Copy data from Azure Storage Blobs to Azure Data Lake Storage Gen1
Data Lake Storage Gen1 provides a command-line tool, AdlCopy, to copy data from the following sources:
- From Azure Storage blobs into Data Lake Storage Gen1. You can't use AdlCopy to copy data from Data Lake Storage Gen1 to Azure Storage blobs.
- Between two Data Lake Storage Gen1 accounts.
Also, you can use the AdlCopy tool in two different modes:
- Standalone, where the tool uses Data Lake Storage Gen1 resources to perform the task.
- Using a Data Lake Analytics account, where the units assigned to your Data Lake Analytics account are used to perform the copy operation. You might want to use this option when you are looking to perform the copy tasks in a predictable manner.
Before you begin this article, you must have the following:
- An Azure subscription. See Get Azure free trial.
- Azure Storage blobs container with some data.
- A Data Lake Storage Gen1 account. For instructions on how to create one, see Get started with Azure Data Lake Storage Gen1
- Data Lake Analytics account (optional) - See Get started with Azure Data Lake Analytics for instructions on how to create a Data Lake Analytics account.
- AdlCopy tool.

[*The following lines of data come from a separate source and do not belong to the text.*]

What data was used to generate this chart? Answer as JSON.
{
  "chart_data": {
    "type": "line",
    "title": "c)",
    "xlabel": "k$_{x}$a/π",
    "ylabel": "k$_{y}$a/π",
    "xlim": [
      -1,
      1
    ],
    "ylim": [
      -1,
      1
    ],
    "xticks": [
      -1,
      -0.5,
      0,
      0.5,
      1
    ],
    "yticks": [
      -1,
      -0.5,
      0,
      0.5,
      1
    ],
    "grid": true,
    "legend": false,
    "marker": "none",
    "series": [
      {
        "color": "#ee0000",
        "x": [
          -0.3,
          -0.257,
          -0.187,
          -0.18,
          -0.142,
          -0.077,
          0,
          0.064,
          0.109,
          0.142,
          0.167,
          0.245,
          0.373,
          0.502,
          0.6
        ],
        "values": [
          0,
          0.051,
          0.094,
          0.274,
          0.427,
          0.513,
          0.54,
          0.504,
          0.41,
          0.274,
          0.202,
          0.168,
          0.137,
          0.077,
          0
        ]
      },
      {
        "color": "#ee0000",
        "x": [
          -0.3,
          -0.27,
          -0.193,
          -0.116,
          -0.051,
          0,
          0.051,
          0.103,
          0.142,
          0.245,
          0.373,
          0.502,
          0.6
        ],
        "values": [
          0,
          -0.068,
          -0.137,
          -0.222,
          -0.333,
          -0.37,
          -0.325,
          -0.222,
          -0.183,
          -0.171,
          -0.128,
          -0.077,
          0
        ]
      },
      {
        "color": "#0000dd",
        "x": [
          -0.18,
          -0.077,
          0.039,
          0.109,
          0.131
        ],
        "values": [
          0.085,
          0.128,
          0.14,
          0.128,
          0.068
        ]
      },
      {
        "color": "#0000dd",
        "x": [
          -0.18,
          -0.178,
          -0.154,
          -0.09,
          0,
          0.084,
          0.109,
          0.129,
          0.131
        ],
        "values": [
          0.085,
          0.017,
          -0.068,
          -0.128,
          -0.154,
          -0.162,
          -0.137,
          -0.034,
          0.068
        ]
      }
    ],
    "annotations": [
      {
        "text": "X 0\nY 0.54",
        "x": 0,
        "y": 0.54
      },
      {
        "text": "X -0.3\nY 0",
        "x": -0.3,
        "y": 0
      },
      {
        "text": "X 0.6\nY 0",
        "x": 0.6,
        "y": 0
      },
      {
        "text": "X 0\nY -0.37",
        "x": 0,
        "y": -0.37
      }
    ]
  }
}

Install the AdlCopy tool.
Use the following syntax to work with the AdlCopy tool
AdlCopy /Source <Blob or Data Lake Storage Gen1 source> /Dest <Data Lake Storage Gen1 destination> /SourceKey <Key for Blob account> /Account <Data Lake Analytics account> /Units <Number of Analytics units> /Pattern
The parameters in the syntax are described below:
Option | Description |
---|---|
Source | Specifies the location of the source data in the Azure storage blob. The source can be a blob container, a blob, or another Data Lake Storage Gen1 account. |
Dest | Specifies the Data Lake Storage Gen1 destination to copy to. |
SourceKey | Specifies the storage access key for the Azure storage blob source. This is required only if the source is a blob container or a blob. |
Account | Optional. Use this if you want to use Azure Data Lake Analytics account to run the copy job. If you use the /Account option in the syntax but do not specify a Data Lake Analytics account, AdlCopy uses a default account to run the job. Also, if you use this option, you must add the source (Azure Storage Blob) and destination (Azure Data Lake Storage Gen1) as data sources for your Data Lake Analytics account. |
Units | Specifies the number of Data Lake Analytics units that will be used for the copy job. This option is mandatory if you use the /Account option to specify the Data Lake Analytics account. |
Pattern | Specifies a regex pattern that indicates which blobs or files to copy. AdlCopy uses case-sensitive matching. The default pattern when no pattern is specified is to copy all items. Specifying multiple file patterns is not supported. |
Open a command prompt and navigate to the directory where AdlCopy is installed, typically
%HOMEPATH%\Documents\adlcopy
.Run the following command to copy a specific blob from the source container to a Data Lake Storage Gen1 folder:
AdlCopy /source https://<source_account>.blob.core.windows.net/<source_container>/<blob name> /dest swebhdfs://<dest_adlsg1_account>.azuredatalakestore.net/<dest_folder>/ /sourcekey <storage_account_key_for_storage_container>
For example:
AdlCopy /source https://mystorage.blob.core.windows.net/mycluster/HdiSamples/HdiSamples/WebsiteLogSampleData/SampleLog/909f2b.log /dest swebhdfs://mydatalakestorage.azuredatalakestore.net/mynewfolder/ /sourcekey uJUfvD6cEvhfLoBae2yyQf8t9/BpbWZ4XoYj4kAS5Jf40pZaMNf0q6a8yqTxktwVgRED4vPHeh/50iS9atS5LQ==
Note
The syntax above specifies the file to be copied to a folder in the Data Lake Storage Gen1 account. AdlCopy tool creates a folder if the specified folder name does not exist.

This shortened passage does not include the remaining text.